A protracted legal battle would complicate Republican Maryland Gov. Larry Hogan’s traffic relief plan in the months before he leaves.
In its latest ruling, MDOT again said it had correctly awarded the contract, known as the pre-development agreement, last year to a team led by the Australian toll road operator. Transurban and Australian investment bank Macquarie.
Assistant Secretary of Transportation R. Earl Lewis Jr. wrote that the state correctly selected the proposal with the best overall value. The losing bid team, led by Spanish firm Cintra, had failed to prove that the bid selection process was biased, “arbitrary”, “capricious” or “unreasonable”, as demanded by Lewis.
Lewis said the state allowed bid teams to decide how much to allow for construction company profit margins and overhead based on the financial risk they wanted to take on.
“The fact that [the Cintra bid team] made a different choice, had a different risk tolerance, or even understood the [bid requirements] differently from [the winning proposer] does not make [the winning team’s] inappropriate proposal,” Lewis wrote.
As part of the pre-development agreement, the Transurban team is designing the tracks for up to $54 million at its own expense. However, the deal is most significant because it also gave Transurban the right of first refusal on a 50-year contract to build the tracks, valued at up to $9 billion, and operate them in exchange for conserving most toll revenue. Maryland officials said the lanes would cost the state nothing.
The 50-year contract is expected to be one of the largest ever in Maryland and one of the largest for highway projects in the United States governed by public-private partnerships.
Douglas Gansler, Cintra’s lawyer and Democratic candidate for governor, declined to comment on Saturday, saying he was not allowed to do so under bidding rules.
However, Gansler said in an earlier Circuit Court hearing that he expects MDOT to uphold his award of the contract again, even on the merits — a decision his client would likely appeal to again. the tribunal.
The Cintra team and the state also appealed various portions of the February Circuit Court ruling to the Maryland Special Court of Appeals, which has yet to issue a ruling.
The Cintra team, known as Capital Express Mobility Partners, said the MDOT should disqualify the Transurban proposal or reopen the competition.

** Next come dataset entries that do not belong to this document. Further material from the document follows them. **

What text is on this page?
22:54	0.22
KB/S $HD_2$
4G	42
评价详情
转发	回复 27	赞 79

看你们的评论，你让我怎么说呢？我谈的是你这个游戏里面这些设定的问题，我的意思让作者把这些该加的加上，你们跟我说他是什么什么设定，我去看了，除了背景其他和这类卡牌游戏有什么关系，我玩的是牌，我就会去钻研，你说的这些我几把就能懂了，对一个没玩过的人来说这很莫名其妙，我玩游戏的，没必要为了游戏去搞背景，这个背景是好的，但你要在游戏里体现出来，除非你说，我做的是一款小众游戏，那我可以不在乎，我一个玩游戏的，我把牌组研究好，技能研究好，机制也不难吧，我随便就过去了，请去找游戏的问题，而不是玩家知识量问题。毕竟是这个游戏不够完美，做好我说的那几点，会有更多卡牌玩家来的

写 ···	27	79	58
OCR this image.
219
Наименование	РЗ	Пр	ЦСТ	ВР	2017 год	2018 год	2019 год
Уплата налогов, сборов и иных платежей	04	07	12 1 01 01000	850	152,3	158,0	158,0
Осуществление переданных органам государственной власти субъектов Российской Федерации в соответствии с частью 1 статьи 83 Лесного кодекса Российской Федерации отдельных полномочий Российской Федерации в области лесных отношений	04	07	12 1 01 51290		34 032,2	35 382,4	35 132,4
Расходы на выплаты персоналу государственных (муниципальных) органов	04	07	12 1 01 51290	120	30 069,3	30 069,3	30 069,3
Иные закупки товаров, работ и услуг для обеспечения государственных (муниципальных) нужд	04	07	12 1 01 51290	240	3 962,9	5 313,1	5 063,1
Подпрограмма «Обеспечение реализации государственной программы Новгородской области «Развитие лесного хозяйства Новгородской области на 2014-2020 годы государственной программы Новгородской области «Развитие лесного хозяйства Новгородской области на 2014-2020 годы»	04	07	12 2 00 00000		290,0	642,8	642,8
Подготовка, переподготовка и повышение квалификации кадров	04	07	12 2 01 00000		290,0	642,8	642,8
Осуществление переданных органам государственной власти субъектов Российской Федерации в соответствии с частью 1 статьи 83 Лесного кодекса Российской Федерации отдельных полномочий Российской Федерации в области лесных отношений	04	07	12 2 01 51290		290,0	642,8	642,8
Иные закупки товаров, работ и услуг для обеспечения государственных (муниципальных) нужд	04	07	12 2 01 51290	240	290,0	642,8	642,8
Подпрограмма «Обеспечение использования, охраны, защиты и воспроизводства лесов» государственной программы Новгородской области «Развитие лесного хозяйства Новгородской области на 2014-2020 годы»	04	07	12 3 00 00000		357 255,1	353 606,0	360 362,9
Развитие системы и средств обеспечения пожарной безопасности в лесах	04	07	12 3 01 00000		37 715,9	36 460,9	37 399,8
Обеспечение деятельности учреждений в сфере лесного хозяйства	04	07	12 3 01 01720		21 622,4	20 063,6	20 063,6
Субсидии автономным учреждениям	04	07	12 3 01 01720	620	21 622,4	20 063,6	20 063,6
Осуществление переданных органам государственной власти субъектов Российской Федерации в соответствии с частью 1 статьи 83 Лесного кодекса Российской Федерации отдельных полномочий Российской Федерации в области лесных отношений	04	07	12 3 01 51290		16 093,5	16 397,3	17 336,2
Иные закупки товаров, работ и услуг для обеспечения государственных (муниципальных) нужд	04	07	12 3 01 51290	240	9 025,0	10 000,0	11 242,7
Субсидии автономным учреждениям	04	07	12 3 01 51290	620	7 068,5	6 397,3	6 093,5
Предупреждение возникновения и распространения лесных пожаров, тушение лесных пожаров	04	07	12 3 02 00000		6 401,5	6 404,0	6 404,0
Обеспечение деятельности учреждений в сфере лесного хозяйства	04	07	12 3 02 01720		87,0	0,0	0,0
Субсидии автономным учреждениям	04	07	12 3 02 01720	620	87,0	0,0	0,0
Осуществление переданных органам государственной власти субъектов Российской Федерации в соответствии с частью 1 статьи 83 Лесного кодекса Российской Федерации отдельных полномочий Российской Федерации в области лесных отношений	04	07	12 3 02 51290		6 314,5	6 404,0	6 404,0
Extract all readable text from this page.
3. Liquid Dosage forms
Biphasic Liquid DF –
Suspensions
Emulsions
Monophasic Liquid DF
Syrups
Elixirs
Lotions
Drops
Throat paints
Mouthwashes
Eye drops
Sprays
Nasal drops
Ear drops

MDOT plans to add two toll lanes in each direction to the ring road between the Virginia side of the American Legion Bridge and the I-270 spur, then on I-270 to Frederick. One of the toll lanes on lower I-270 is believed to be from a converted carpool lane, while the lane configuration on the northern section has not been determined. The aging American Legion Bridge would be replaced and expanded. Regular highway lanes would be rebuilt and remain free.